Posted by: Vaiva at March 31, 2004 12:45 PMJacob, it was so good to read/hear your letters to your parents/sisters. You are such a huge inspiration to all of us. I am glad to hear that you are doing well and now I am sure that you have made the right decision by going to the Mother Land. I wish you well and miss you dearly. Take care of yourself. Tsedi
Posted by: Tsedenia at April 1, 2004 02:28 AMJakobus, How moved I am hearing about your experiences. Your adventure has begun in earnest and I know from our sharing the last one that you will get as much as you give to this new life. Even if it were all familiar i.e. in english, it would still take time to know the place and the people. As you learn more, you will understand even more than you have already garnered from these first impressions. I look forward so much to seeing you in the fall and learning from you all that you have learned by then.
I myself have just finished an adventure. I marched 90 miles with a disparate group protesting a logging companies practises in the Mattole watershed. The hostility encountered reminded me of civil rights stuff in the south but there was support as well.
Am now living part time in Arcata with Avram and enjoying the area very much-he is getting ready to take his engineering boards shortly and working very hard. Isaac will be going to Green land this summer to drill holes deep in the ice trying to ascertain the temperature of the earth 40 million years ago.
Lots to talk about and tell but i have to go now. Till next time all the best
gerald
Everything i have read in this letter seems like a fairy-tale and it's hard to imagine people living like that. But I'm glad that Jake has such a great experience and deals well with all challenges he meets in Malawi.
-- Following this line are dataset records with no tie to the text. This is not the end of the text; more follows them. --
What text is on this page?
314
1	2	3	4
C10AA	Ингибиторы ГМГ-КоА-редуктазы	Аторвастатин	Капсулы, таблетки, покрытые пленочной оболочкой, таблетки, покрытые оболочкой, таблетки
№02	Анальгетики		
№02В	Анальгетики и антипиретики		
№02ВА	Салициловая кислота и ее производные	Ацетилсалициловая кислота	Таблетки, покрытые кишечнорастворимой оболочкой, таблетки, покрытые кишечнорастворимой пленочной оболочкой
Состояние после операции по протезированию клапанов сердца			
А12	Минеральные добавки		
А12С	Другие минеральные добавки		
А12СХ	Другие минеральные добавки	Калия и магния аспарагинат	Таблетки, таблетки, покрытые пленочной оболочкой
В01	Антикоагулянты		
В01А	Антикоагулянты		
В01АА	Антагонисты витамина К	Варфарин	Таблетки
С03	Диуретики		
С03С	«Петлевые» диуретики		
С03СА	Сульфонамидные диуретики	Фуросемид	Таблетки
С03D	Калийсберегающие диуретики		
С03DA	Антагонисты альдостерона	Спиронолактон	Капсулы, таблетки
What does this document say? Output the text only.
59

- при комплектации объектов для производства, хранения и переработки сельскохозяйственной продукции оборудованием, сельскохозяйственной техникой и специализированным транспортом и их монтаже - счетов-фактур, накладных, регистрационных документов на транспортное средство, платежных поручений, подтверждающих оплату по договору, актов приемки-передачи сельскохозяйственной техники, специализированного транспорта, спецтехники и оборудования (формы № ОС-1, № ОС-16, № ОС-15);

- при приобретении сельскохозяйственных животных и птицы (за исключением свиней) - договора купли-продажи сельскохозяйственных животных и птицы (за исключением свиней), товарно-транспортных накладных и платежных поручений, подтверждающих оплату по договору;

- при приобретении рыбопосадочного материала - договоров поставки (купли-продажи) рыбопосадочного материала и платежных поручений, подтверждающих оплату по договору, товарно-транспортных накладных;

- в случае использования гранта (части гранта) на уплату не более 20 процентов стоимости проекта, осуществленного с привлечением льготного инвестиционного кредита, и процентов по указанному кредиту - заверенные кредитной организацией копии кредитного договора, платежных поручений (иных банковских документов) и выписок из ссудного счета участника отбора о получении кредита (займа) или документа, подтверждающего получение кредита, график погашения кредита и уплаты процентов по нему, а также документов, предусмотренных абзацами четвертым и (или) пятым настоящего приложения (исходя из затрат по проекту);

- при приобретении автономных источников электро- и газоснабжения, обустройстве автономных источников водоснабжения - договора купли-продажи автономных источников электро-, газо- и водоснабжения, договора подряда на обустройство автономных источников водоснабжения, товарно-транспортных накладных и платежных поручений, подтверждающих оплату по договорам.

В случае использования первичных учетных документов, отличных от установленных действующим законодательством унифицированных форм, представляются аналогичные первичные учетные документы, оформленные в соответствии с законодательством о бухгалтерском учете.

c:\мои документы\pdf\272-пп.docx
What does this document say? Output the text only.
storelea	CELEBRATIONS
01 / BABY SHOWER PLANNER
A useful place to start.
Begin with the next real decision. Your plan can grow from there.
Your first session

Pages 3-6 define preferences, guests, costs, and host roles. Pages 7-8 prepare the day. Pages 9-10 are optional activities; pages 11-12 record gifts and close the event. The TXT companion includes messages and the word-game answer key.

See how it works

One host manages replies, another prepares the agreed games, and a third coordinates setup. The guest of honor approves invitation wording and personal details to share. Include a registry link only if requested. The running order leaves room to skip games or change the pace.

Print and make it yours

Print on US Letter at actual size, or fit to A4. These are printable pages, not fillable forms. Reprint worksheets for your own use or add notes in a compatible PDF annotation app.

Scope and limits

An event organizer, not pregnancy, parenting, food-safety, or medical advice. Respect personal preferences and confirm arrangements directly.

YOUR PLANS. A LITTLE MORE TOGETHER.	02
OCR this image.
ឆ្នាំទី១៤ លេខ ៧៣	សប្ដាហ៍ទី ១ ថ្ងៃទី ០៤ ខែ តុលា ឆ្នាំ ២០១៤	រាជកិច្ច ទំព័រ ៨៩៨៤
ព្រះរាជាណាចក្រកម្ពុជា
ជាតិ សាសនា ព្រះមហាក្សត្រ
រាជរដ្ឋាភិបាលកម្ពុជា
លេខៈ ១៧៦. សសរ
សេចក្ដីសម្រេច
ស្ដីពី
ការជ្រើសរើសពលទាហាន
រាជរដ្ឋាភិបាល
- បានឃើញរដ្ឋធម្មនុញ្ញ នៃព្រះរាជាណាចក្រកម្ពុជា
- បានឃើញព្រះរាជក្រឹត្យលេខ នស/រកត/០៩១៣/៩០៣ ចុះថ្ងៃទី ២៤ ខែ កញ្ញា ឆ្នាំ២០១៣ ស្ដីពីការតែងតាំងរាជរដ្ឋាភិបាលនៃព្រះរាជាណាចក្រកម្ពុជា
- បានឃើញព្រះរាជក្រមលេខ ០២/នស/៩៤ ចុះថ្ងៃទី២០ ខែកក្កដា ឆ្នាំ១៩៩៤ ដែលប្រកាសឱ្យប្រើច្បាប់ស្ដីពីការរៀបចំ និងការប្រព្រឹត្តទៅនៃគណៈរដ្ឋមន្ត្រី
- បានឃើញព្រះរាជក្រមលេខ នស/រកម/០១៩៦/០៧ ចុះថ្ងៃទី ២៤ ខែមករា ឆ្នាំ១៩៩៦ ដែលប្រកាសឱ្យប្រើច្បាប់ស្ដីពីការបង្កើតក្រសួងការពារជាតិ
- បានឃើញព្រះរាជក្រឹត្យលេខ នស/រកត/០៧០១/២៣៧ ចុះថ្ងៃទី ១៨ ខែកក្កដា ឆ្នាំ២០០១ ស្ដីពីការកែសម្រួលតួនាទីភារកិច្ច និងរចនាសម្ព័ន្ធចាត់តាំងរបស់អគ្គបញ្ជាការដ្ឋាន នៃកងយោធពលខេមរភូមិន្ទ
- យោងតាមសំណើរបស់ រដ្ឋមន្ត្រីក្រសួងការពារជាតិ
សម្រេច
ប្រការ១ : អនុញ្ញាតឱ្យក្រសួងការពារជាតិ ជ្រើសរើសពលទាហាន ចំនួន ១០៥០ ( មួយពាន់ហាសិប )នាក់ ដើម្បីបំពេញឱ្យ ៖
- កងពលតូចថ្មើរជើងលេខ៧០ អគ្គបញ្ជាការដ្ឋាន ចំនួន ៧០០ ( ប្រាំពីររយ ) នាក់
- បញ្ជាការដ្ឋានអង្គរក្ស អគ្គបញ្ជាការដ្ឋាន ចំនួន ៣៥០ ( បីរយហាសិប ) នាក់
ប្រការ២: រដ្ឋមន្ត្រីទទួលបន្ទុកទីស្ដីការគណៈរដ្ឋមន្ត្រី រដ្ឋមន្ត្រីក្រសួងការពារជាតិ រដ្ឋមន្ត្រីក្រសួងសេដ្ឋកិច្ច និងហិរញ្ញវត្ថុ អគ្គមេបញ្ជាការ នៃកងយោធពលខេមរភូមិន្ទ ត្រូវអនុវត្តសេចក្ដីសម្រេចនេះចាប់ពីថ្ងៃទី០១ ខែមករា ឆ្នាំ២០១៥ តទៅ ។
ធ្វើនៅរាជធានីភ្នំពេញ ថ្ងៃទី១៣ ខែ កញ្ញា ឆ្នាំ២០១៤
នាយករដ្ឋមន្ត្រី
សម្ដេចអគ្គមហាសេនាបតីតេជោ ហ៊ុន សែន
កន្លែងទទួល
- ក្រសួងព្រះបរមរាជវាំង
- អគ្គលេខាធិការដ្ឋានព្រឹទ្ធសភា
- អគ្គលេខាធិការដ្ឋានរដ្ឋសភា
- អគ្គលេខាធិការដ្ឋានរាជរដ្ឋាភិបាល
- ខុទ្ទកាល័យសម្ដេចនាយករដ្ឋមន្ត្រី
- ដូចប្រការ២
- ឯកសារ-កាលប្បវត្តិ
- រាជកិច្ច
Jake, don't stop believing! it's wonderful what you are doing!
Posted by: Inga at April 1, 2004 06:14 AMJake thanks for bringing me to Africa, even if it was only for a few minutes.
Much Success!
Lisa
Jake,i was so effected by your letter that while i was reading it my eyes were getting full of tears...I couldn't stop thinking about us,lithuaninans.We have everything we need but we still keep complaining about our hard and poor life..and we never think about those that live even worse than we do.You're an admirable person.Chitipan people are really lucky to have.You can change their life..actualy you're already doing it.So just keep your strength and warmth!
P.S.a BIG hug from all your students!!